There are many different pieces in your question so it is kind of hard to answer them all in one place; let me try anyway. First, in order to use the Authorization APIs, you don't necessarily need to first authenticate the user to your app. Of course, you can do that if user authentication into your app is also something that you want to do based on user's google account.
Next, for the authentication part, when you get the success result back, you can extract the corresponding ID Token from the result. Usually, you'd want to extract some info/metadata from the ID Token and also do a (server-side) validation of the ID Token to make sure it was truly signed by Google (in order to trust that).

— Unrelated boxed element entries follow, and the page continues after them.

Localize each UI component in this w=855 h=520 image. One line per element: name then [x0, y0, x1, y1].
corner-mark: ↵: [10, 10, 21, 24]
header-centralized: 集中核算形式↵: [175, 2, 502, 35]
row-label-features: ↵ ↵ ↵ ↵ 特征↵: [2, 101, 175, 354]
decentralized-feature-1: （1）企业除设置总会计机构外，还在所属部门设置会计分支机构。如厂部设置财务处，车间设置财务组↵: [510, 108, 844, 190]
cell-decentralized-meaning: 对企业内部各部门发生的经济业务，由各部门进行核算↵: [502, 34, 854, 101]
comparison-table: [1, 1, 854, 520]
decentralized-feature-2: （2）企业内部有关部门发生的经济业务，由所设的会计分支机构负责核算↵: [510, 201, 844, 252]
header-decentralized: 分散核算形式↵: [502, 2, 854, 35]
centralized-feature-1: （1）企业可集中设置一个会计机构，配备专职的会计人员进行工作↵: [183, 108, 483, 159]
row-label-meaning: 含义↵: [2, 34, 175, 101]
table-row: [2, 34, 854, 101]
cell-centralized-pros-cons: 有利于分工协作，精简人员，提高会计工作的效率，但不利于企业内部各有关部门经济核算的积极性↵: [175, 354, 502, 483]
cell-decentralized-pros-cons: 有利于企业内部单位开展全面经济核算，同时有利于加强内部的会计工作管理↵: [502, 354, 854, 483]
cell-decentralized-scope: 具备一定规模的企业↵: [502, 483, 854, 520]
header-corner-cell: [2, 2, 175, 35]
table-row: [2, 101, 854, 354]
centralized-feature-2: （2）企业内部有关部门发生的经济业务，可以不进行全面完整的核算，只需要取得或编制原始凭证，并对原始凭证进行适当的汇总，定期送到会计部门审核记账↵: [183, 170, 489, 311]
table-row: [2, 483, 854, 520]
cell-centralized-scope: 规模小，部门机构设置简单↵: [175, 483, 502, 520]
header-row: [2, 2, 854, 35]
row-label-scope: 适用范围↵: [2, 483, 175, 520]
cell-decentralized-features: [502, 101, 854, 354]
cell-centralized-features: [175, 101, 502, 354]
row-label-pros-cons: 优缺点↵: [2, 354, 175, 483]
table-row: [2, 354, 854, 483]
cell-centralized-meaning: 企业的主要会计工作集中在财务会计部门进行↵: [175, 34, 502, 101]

ID token contains additional useful information, such as email address (you can get that from the result directly, if you want), the user's Display Name, an avatar for the use and a unique identifier for the user (it is recommended not to use the email address but instead use this unique identifier as the "key" for the user in your database). How you can do these can be a different post; if you need help there to extract the info, etc, then post a separate question and I'll try to answer that there.
Then you want to call the authorization API with the desired scope(s). Since you're doing that right after authentication, the "default" account is set for your app on the device so that API uses that account for authorization (had you skipped the authentication, you would have seen an account selector first). Then your users get a chance to grant permissions to your app to access their data on, say, Drive (based on the scopes that you had requested). When that happens, you get an AuthorizationResult back from the usual callback. To move forward with that, you can do something like the following (I am assuming you want to access user's drive):
import com.google.api.services.drive.Drive;
import com.google.auth.http.HttpCredentialsAdapter;
import com.google.auth.oauth2.AccessToken;
import com.google.auth.oauth2.GoogleCredentials;
...
GoogleCredentials credentials =
GoogleCredentials.create(new AccessToken(authorizationResult.getAccessToken(), null));
Drive service = new Drive.Builder(
new NetHttpTransport(), new GsonFactory(), new HttpCredentialsAdapter(credentials))
.setApplicationName("YOUR-APP-NAME")
.build();
You can then use the service
object to access the Drive APIs, as documented in the Drive APIs documentation
If you have further questions, please let us know.